A Huffington Post article by Lynn Elber starts off with this:
Make that stunned silence, as the room took in the film's depiction of a scorned, vindictive Alfred Hitchcock physically and emotionally abusing Hedren during production of "The Birds."
"I've never been in a screening room where nobody moved, nobody said anything," Hedren recounted. "Until my daughter jumped up and said, `Well, now I have to go back into therapy.'"
'CAPONE RISING' LANGUISHING IN DEVELOPMENT
Also in the MTV interview, Sullivan asked De Palma about the Untouchables prequel, Capone Rising. "It's quite a good script," De Palma told Sullivan, "but it's owned by Paramount. We had it together with different casts at different times, but it never seemed to work out. It's still there. I've always been amazed to think about how many scripts are sitting in studio vaults that are actually great scripts, that if anybody would go down and read them, they would be amazed at what's there. There must be tons of them."

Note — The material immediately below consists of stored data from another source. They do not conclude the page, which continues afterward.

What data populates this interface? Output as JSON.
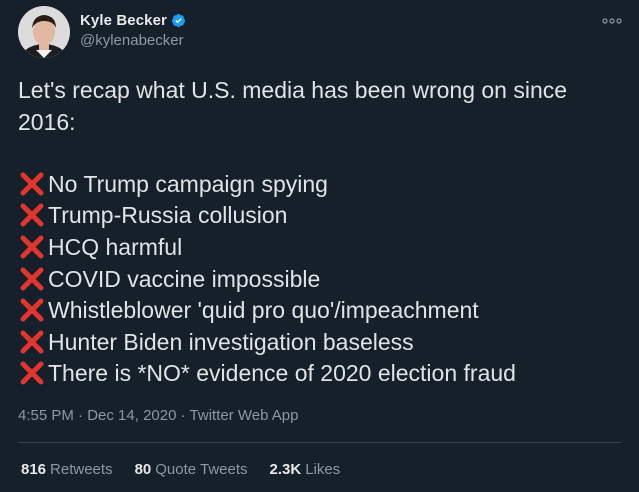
{
  "author": {
    "display_name": "Kyle Becker",
    "handle": "@kylenabecker"
  },
  "tweet": {
    "intro": "Let's recap what U.S. media has been wrong on since 2016:",
    "items": [
      "No Trump campaign spying",
      "Trump-Russia collusion",
      "HCQ harmful",
      "COVID vaccine impossible",
      "Whistleblower 'quid pro quo'/impeachment",
      "Hunter Biden investigation baseless",
      "There is *NO* evidence of 2020 election fraud"
    ],
    "item_icon": "cross-mark-icon"
  },
  "meta": {
    "time": "4:55 PM",
    "date": "Dec 14, 2020",
    "source": "Twitter Web App"
  },
  "stats": {
    "retweets_count": "816",
    "retweets_label": "Retweets",
    "quotes_count": "80",
    "quotes_label": "Quote Tweets",
    "likes_count": "2.3K",
    "likes_label": "Likes"
  },
  "colors": {
    "background": "#15202b",
    "text": "#e1e4e6",
    "secondary": "#8b98a5",
    "cross": "#e3352d",
    "verified": "#1d9bf0"
  },
  "icons": {
    "verified": "verified-badge-icon",
    "more": "more-options-icon"
  }
}
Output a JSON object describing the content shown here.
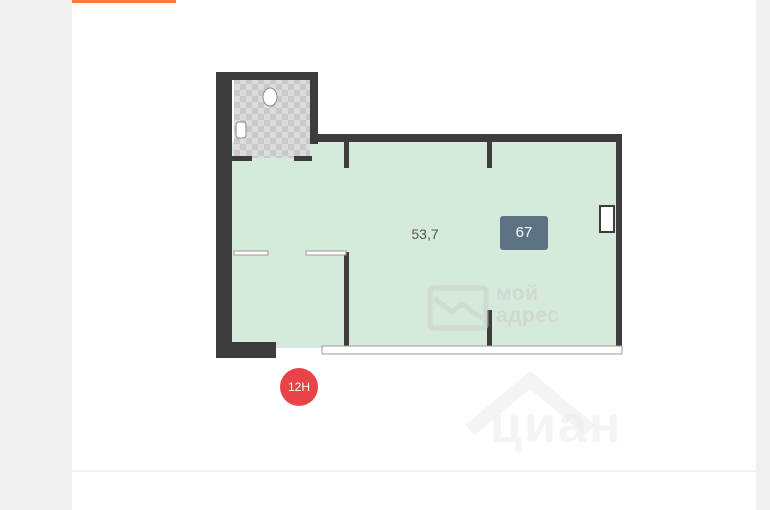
{
  "floor_plan": {
    "area_label": "53,7",
    "room_number": "67",
    "unit_badge": "12Н",
    "watermark": {
      "line1": "мой",
      "line2": "адрес",
      "brand": "циан"
    },
    "colors": {
      "room_fill": "#d6eadb",
      "wall": "#3d3b3c",
      "bathroom_tile": "#d3d3d3",
      "room_number_bg": "#5d7283",
      "badge": "#e9434a",
      "accent": "#f47c3c"
    }
  }
}
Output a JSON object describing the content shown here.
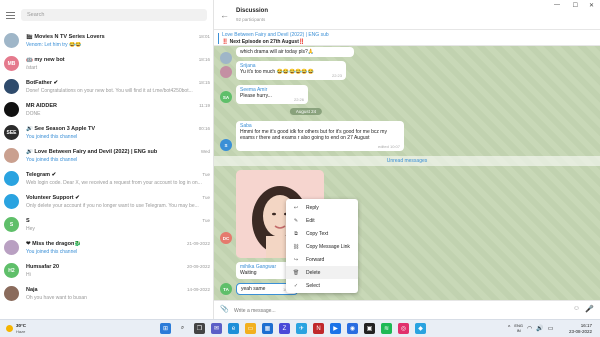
{
  "sidebar": {
    "search_placeholder": "Search",
    "chats": [
      {
        "name": "🎬 Movies N TV Series Lovers",
        "preview": "Venom: Let him try 😂😂",
        "time": "18:01",
        "avatar": "",
        "avatar_color": "#9fb6c8",
        "blue": true
      },
      {
        "name": "🤖 my new bot",
        "preview": "/start",
        "time": "18:16",
        "avatar": "MB",
        "avatar_color": "#e57a8d",
        "blue": false
      },
      {
        "name": "BotFather ✔",
        "preview": "Done! Congratulations on your new bot. You will find it at t.me/bot4250bot...",
        "time": "18:15",
        "avatar": "",
        "avatar_color": "#2f4b6c",
        "blue": false
      },
      {
        "name": "MR AIDDER",
        "preview": "DONE",
        "time": "11:19",
        "avatar": "",
        "avatar_color": "#111111",
        "blue": false
      },
      {
        "name": "🔊 See Season 3 Apple TV",
        "preview": "You joined this channel",
        "time": "00:16",
        "avatar": "SEE",
        "avatar_color": "#2b2b2b",
        "blue": true
      },
      {
        "name": "🔊 Love Between Fairy and Devil (2022) | ENG sub",
        "preview": "You joined this channel",
        "time": "Wed",
        "avatar": "",
        "avatar_color": "#caa08f",
        "blue": true
      },
      {
        "name": "Telegram ✔",
        "preview": "Web login code. Dear X, we received a request from your account to log in on...",
        "time": "Tue",
        "avatar": "",
        "avatar_color": "#2aa3e0",
        "blue": false
      },
      {
        "name": "Volunteer Support ✔",
        "preview": "Only delete your account if you no longer want to use Telegram. You may be...",
        "time": "Tue",
        "avatar": "",
        "avatar_color": "#2aa3e0",
        "blue": false
      },
      {
        "name": "S",
        "preview": "Hey",
        "time": "Tue",
        "avatar": "S",
        "avatar_color": "#5fbf6a",
        "blue": false
      },
      {
        "name": "❤ Miss the dragon🐉",
        "preview": "You joined this channel",
        "time": "21-09-2022",
        "avatar": "",
        "avatar_color": "#b9a0c2",
        "blue": true
      },
      {
        "name": "Humsafar 20",
        "preview": "Hi",
        "time": "20-09-2022",
        "avatar": "H2",
        "avatar_color": "#5fbf6a",
        "blue": false
      },
      {
        "name": "Naja",
        "preview": "Oh you have want to busan",
        "time": "14-09-2022",
        "avatar": "",
        "avatar_color": "#8a6b5c",
        "blue": false
      }
    ]
  },
  "chat": {
    "title": "Discussion",
    "subtitle": "92 participants",
    "pinned_title": "Love Between Fairy and Devil (2022) | ENG sub",
    "pinned_text": "‼️ Next Episode on 27th August‼️",
    "messages": [
      {
        "sender": "",
        "text": "which drama will air today pls?🙏",
        "time": "",
        "avatar": "",
        "avatar_color": "#9fb6c8"
      },
      {
        "sender": "Srijana",
        "text": "Yu it's too much 😂😂😂😂😂😂",
        "time": "22:23",
        "avatar": "",
        "avatar_color": "#c48fa3"
      },
      {
        "sender": "Seema Amir",
        "text": "Please hurry...",
        "time": "22:26",
        "avatar": "SA",
        "avatar_color": "#5fbf6a"
      },
      {
        "sender": "Saba",
        "text": "Hmmi for me it's good idk for others but for it's good for me bcz my exams r there and exams r also going to end on 27 August",
        "time": "edited 10:07",
        "avatar": "S",
        "avatar_color": "#3a8fd6"
      },
      {
        "sender": "mihika Gangwar",
        "text": "Waiting",
        "time": "",
        "avatar": "MG",
        "avatar_color": "#5fbf6a"
      },
      {
        "sender": "",
        "text": "yeah same",
        "time": "16:17",
        "avatar": "TA",
        "avatar_color": "#5fbf6a"
      }
    ],
    "photo_sender_avatar": "DC",
    "photo_sender_color": "#e57a6d",
    "date_label": "August 24",
    "unread_label": "Unread messages",
    "composer_placeholder": "Write a message..."
  },
  "context_menu": [
    {
      "label": "Reply",
      "icon": "↩"
    },
    {
      "label": "Edit",
      "icon": "✎"
    },
    {
      "label": "Copy Text",
      "icon": "⧉"
    },
    {
      "label": "Copy Message Link",
      "icon": "⛓"
    },
    {
      "label": "Forward",
      "icon": "↪"
    },
    {
      "label": "Delete",
      "icon": "🗑"
    },
    {
      "label": "Select",
      "icon": "✓"
    }
  ],
  "taskbar": {
    "weather_temp": "30°C",
    "weather_desc": "Haze",
    "lang_1": "ENG",
    "lang_2": "IN",
    "time": "16:17",
    "date": "23-08-2022"
  }
}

Back on September 13, De Palma was asked about the prequel by Collider's Phil Brown. "I don’t know," De Palma said regarding whether the film will ever happen. "We’ve had it cast many times, but we’ve just never been able to get everything together at the same time. It’s owned by Paramount so there’s nothing I can do." When asked who he'd planned to cast in it, De Palma replied, "At one point I think I had Nicolas Cage playing Capone. Gerald Butler was going to do the Sean Connery part. I think we even had Benicio Del Toro as Capone at one point. We had so many great people attached. It’s one of those legendarily great scripts that actors would die to play, but we’ve just never been able to get it all together with Paramount."
The Blow Out sets also include a 27-minute interview with Pino Donaggio in which he talks about his career as a violinist, then popular singer, and on through his ongoing collaboration with De Palma. There is also a 7-minute analysis of Blow Out by critic Jean Douchet. Both Blow Out and Dressed To Kill include an 8-minute introduction from Samuel Blumenfeld.